Определяя эту культуру как изоляционистскую, я имею в виду не только и не столько особенности внешней политики, стоявшие за метафорой «железного занавеса», сколько хаотичное множество внутренних барьеров, заслонов и блоков, составлявших неотъемлемую часть повседневной жизни в позднем СССР, – патологическое разрастание нормативных границ, которые непрерывно проводились, стирались и проводились вновь. Подобный посттоталитарный синдром (термин «тоталитаризм» применительно к советскому политическому устройству 1930-х – начала 1950-х годов представляется мне вполне работающим) Алексей Юрчак называет «гипернормализацией» и связывает его прежде всего с кризисом институтов политической власти, уже не обладавших полномочиями, достаточными для утверждения собственных определений социальной нормы, – в результате под гнетом ответственности позднесоветские трансляторы властного дискурса вынужденно втягивались в бесконечные трактовки нормативного, в производство и перепроизводство запретов (Yurchak, 2006). Но, возможно, синдром изоляционистской блокировки не сводится к политическому измерению. В конечном счете изоляционизм – это блокировка контактов с реальностью. Утратившая энтузиастическую лихорадочную остроту, переведенная в хроническую форму. Подтвержденная социально на протяжении нескольких поколений. Утвержденная в качестве базового навыка социальной адаптации, базового инструмента выживания. Превратившаяся – на закате СССР – в затянувшееся и завораживающее элегическое прощание с тем, чего никогда не было.
* * *
В понятийном репертуаре XX века рядом с проблематикой разорванного контакта с реальностью, конечно, находится проблематика утопии. Период крушения восточноевропейских социализмов породил такое количество философских, литературоведческих и в особенности публицистических нарративов об утопии, что очень скоро эта тема – по крайней мере, в контексте СССР – начала казаться исчерпанной навсегда. Сейчас, около четверти века спустя, сложно придумать более размытый и неоперациональный термин, чем «советская утопия».
Собственно, и само понятие утопии плохо поддается фиксации, будто бы постоянно перерастая вмененные ему смысловые рамки. Возможность работать с этим понятием я связываю с рецептивным подходом и предпочитаю говорить не об «утопическом мышлении» или «утопическом воображении», а об утопическом восприятии , безусловно представляющем собой культурный навык. Мы научаемся определенным принципам чтения и зрения, позволяющим распознавать утопию, видеть ее – часто в самых неожиданных местах; более того, мы научаемся определенным аффектам, приобщающим нас к роли утопического реципиента.

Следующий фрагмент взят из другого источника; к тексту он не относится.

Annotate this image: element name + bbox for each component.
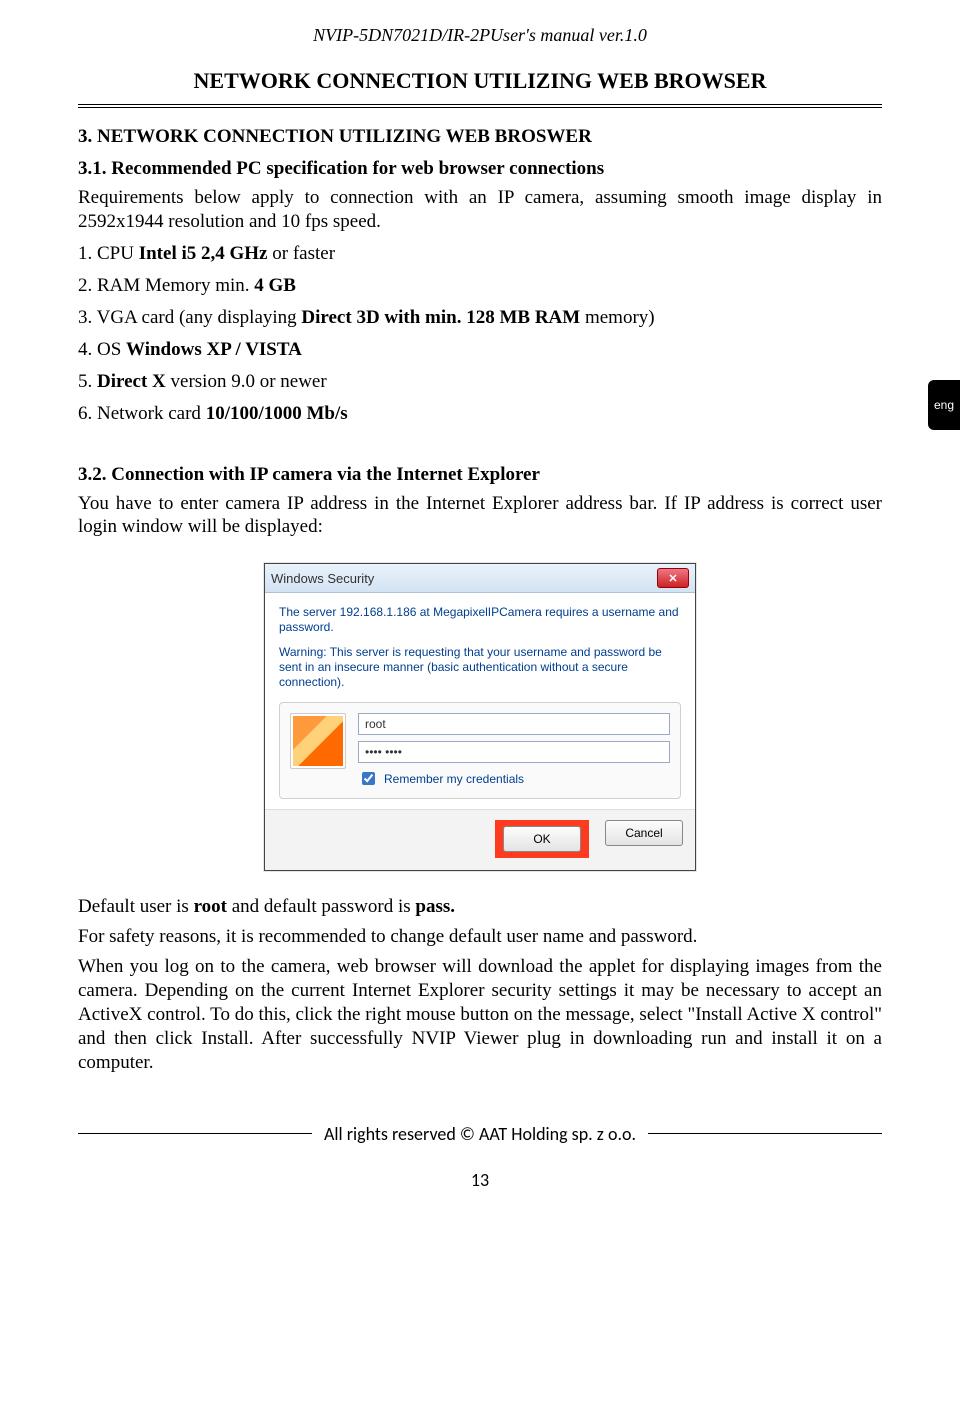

Рецептивный подход неосуществим вне исторического ракурса; избранная мной оптика исключает представления об утопии как о вневременном «архетипе», отражающем некие универсальные свойства человеческого сознания. История утопической рецепции начинается непосредственно с «Утопии» – с «Золотой книжечки» Томаса Мора (хотя навык утопического чтения может ретроспективно распространяться и на значительно более ранние тексты – как в случае с платоновским «Государством»). Однако меня интересует здесь не рождение жанра. Литературоведческий взгляд, опирающийся на жанровую теорию, видит в моровской «Утопии» сложную повествовательную конструкцию, в которой описание вымышленного прекрасного острова составляет лишь одну из частей. С позиций рецептивной истории вместе с «Утопией» появляется не только особый тип повествования, но, в первую очередь, пространство – проективное, несуществующее и при этом со временем занявшее определенное (устойчивое и заметное) место на когнитивной карте новоевропейской культуры. Без утопии эта карта радикально изменила бы свои очертания.
Я исхожу из тезиса (являющегося, в принципе, предметом консенсуса в сегодняшних utopian studies), что утопия – феномен Нового времени и урбанизированного мира (она неотождествима, скажем, со средневековой крестьянской идиллией, весьма далекой от вопросов об обществе и его устройстве). На протяжении нескольких последних веков мы живем в соседстве с утопией, так или иначе имеем в виду это странное резервное пространство, определяемое и неопределимое при помощи географических и исторических координат, и саму конструкцию современности во многом выстраиваем по отношению к нему (об утопии и «современности» см., напр.: Wegner, 2002; Jameson, 2005).